Lastly, for now, a great partnership echoes the community embedded within the Triune God, wherein Father, Son and Spirit thrive on serving one another and deferring to one another. It is a picture of community that must influence marriages and friendships and ministries. It is a snapshot of how God does things, what he prefers, and, thankfully, what he has provided.
Too many ministry leaders are lone rangers. But the oft-forgotten reality is even the Lone Ranger was not alone. He had along his side a brave partner of undying fortitude, without whom he would not have gone far. If you do have this, as do I, you know the incredible power that exists—the chemistry and joy and love and freedom and synergy. If you do not know these things, do not have one or two or a few with whom to toil for the glory of God, then prayerfully raise up that person or those people, join hands, and walk with resolve in the direction God would have you go.
You will never, ever be the same. And . . . you will go far.
I like your article and appreciate the value you put in partnerships. It is relevant to some of the points made during recent Bethel sermons, in particular that the body is to be engaged in ministry as dictated by the gifts bestowed upon them not just the Elders and Pastors. The body is to use partnerships within the body to fulfill the work of the Church (one body many members).
With that being said, I would like to add one comment of my own.
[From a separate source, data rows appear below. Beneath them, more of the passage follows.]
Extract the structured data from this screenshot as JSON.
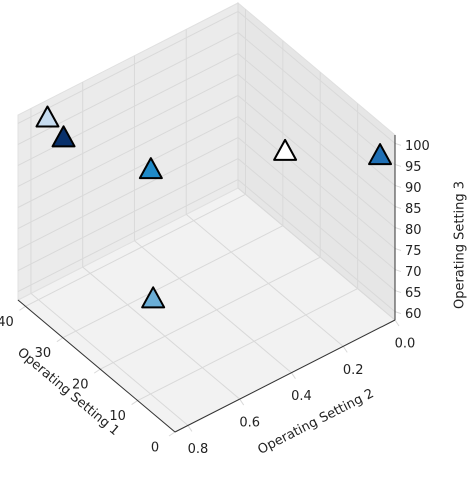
{
  "chart_data": {
    "type": "scatter3d",
    "x_label": "Operating Setting 1",
    "y_label": "Operating Setting 2",
    "z_label": "Operating Setting 3",
    "xlim": [
      0,
      42
    ],
    "ylim": [
      0,
      0.85
    ],
    "zlim": [
      58,
      102
    ],
    "xticks": [
      0,
      10,
      20,
      30,
      40
    ],
    "yticks": [
      {
        "value": 0,
        "label": "0.0"
      },
      {
        "value": 0.2,
        "label": "0.2"
      },
      {
        "value": 0.4,
        "label": "0.4"
      },
      {
        "value": 0.6,
        "label": "0.6"
      },
      {
        "value": 0.8,
        "label": "0.8"
      }
    ],
    "zticks": [
      60,
      65,
      70,
      75,
      80,
      85,
      90,
      95,
      100
    ],
    "grid": true,
    "marker": "triangle",
    "x": [
      40,
      35.7,
      21,
      29.4,
      4,
      23.5
    ],
    "y": [
      0.765,
      0.765,
      0.64,
      0,
      0,
      0.595
    ],
    "z": [
      100,
      98.5,
      98,
      76,
      94,
      64
    ],
    "colors": [
      "#c6dbef",
      "#08306b",
      "#1f8ac8",
      "#ffffff",
      "#1f6fb4",
      "#6baed6"
    ]
  }
}
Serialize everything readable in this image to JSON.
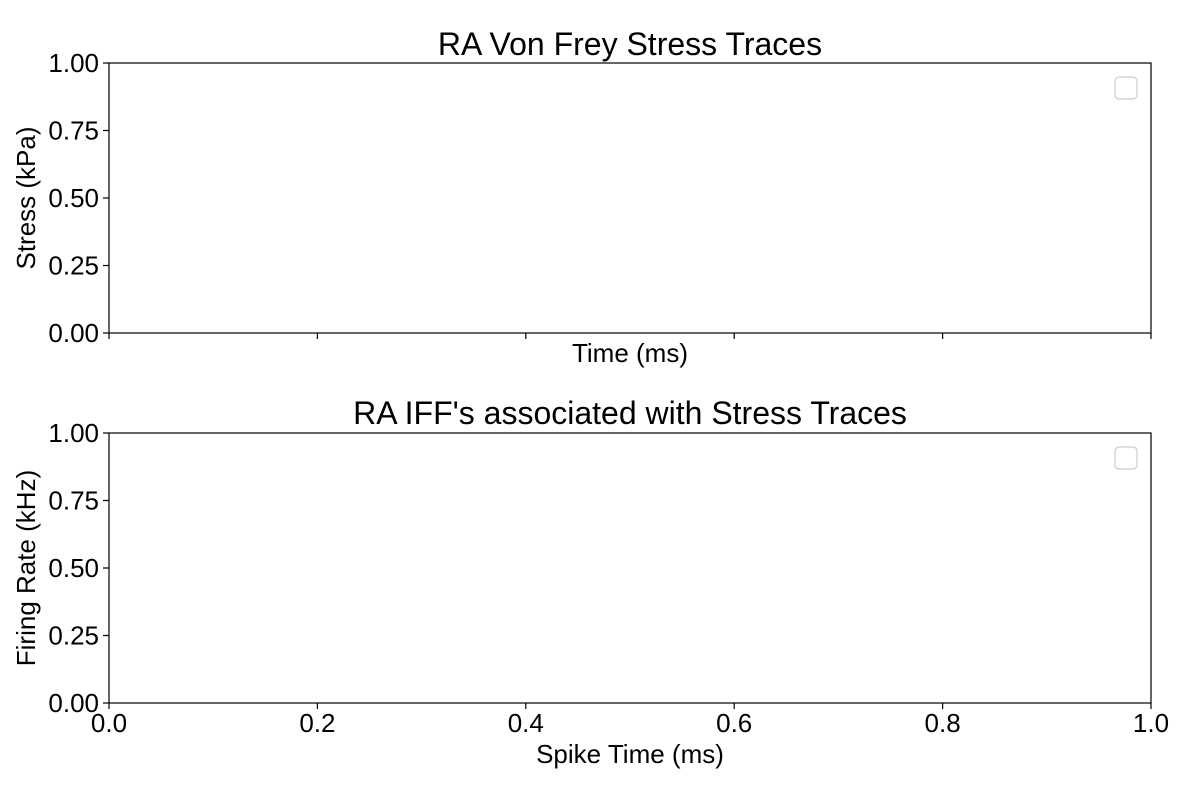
{
  "chart_data": [
    {
      "type": "line",
      "title": "RA Von Frey Stress Traces",
      "xlabel": "Time (ms)",
      "ylabel": "Stress (kPa)",
      "xlim": [
        0,
        1
      ],
      "ylim": [
        0,
        1
      ],
      "x_ticks": [
        0.0,
        0.2,
        0.4,
        0.6,
        0.8,
        1.0
      ],
      "x_tick_labels_visible": false,
      "y_ticks": [
        0.0,
        0.25,
        0.5,
        0.75,
        1.0
      ],
      "y_tick_labels": [
        "0.00",
        "0.25",
        "0.50",
        "0.75",
        "1.00"
      ],
      "series": [],
      "legend": {
        "placement": "top-right",
        "entries": []
      },
      "grid": false
    },
    {
      "type": "line",
      "title": "RA IFF's associated with Stress Traces",
      "xlabel": "Spike Time (ms)",
      "ylabel": "Firing Rate (kHz)",
      "xlim": [
        0,
        1
      ],
      "ylim": [
        0,
        1
      ],
      "x_ticks": [
        0.0,
        0.2,
        0.4,
        0.6,
        0.8,
        1.0
      ],
      "x_tick_labels": [
        "0.0",
        "0.2",
        "0.4",
        "0.6",
        "0.8",
        "1.0"
      ],
      "x_tick_labels_visible": true,
      "y_ticks": [
        0.0,
        0.25,
        0.5,
        0.75,
        1.0
      ],
      "y_tick_labels": [
        "0.00",
        "0.25",
        "0.50",
        "0.75",
        "1.00"
      ],
      "series": [],
      "legend": {
        "placement": "top-right",
        "entries": []
      },
      "grid": false
    }
  ]
}
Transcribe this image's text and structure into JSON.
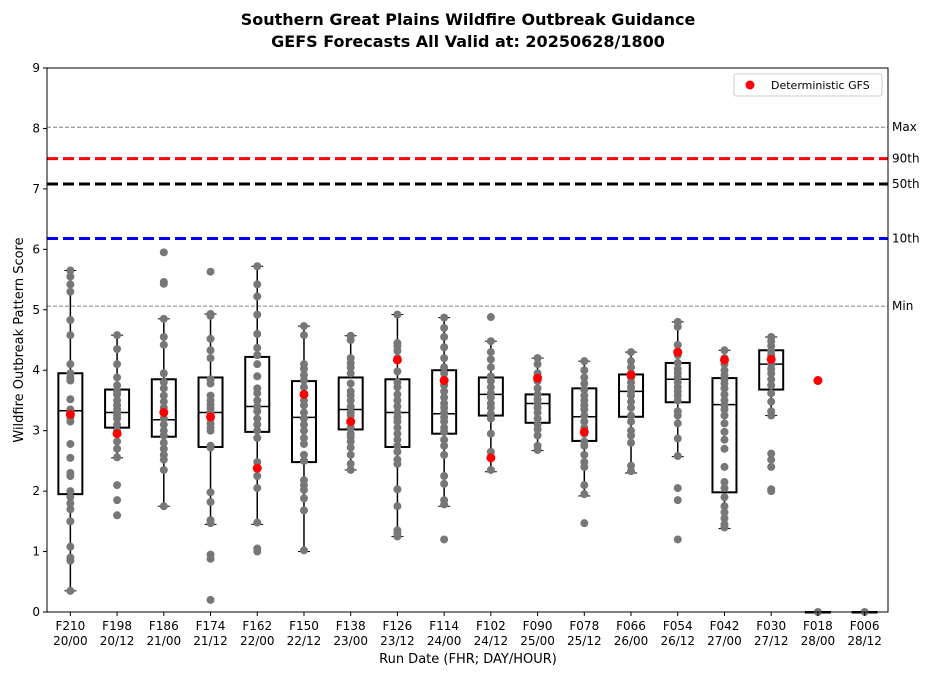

* A great partnership must be made with worthy partners for a worthy mission. Attaching oneself to individuals or groups that have skill-sets, abilities, and gifts that compliment our own inabilities is wise provided it does not bring any of the following:
1. Shame to the cross. Partnering with a non-Christian in areas of prayer, etc is not just unwise, its unequivocally detestable. This was recently played out when “Christians” joined together in prayer with a know Mormon. What message was sent to the world that day? Mormons are our brothers? The Jesus of Joseph Smith is on par with our High Priest, King Jesus? This is OBSCENE.
2. Wolves into the fold. Sheep are not called sheep because of their wisdom. They need protecting. Associating with individuals that hold to doctrines that would send John running from the bathhouse screaming is not just foolish, its dangerous. Guilt by association or better yet, doctrinal agreement by omission is all too common in American evangelicalism. Allowing a professed christian who holds anti-orthodox views to speak to the flock as a Christian presents a green light for sheep to indulge in their other heretical views. This would include all those non trinitarian, prosperity slinging, and seeker sensitive / gospel void preachers that draw in itching ears by the thousands.
3. Division in the body. I cannot think of any partnership that is worth causing division amongst the body unless that division is to separate the sheep from the goats. I don’t mean upsetting a few goats that show up for Christmas and Easter. I mean partnerships that cause the sheep to lose focus of the mission. If the partnership does not fit the Churches God directed missions (make disciples, preach Christ crucified, etc.) then it needs to take a back seat.
Again, thanks for the article. Glad to see your back to a schedule of regular blog articles. I look forward to more.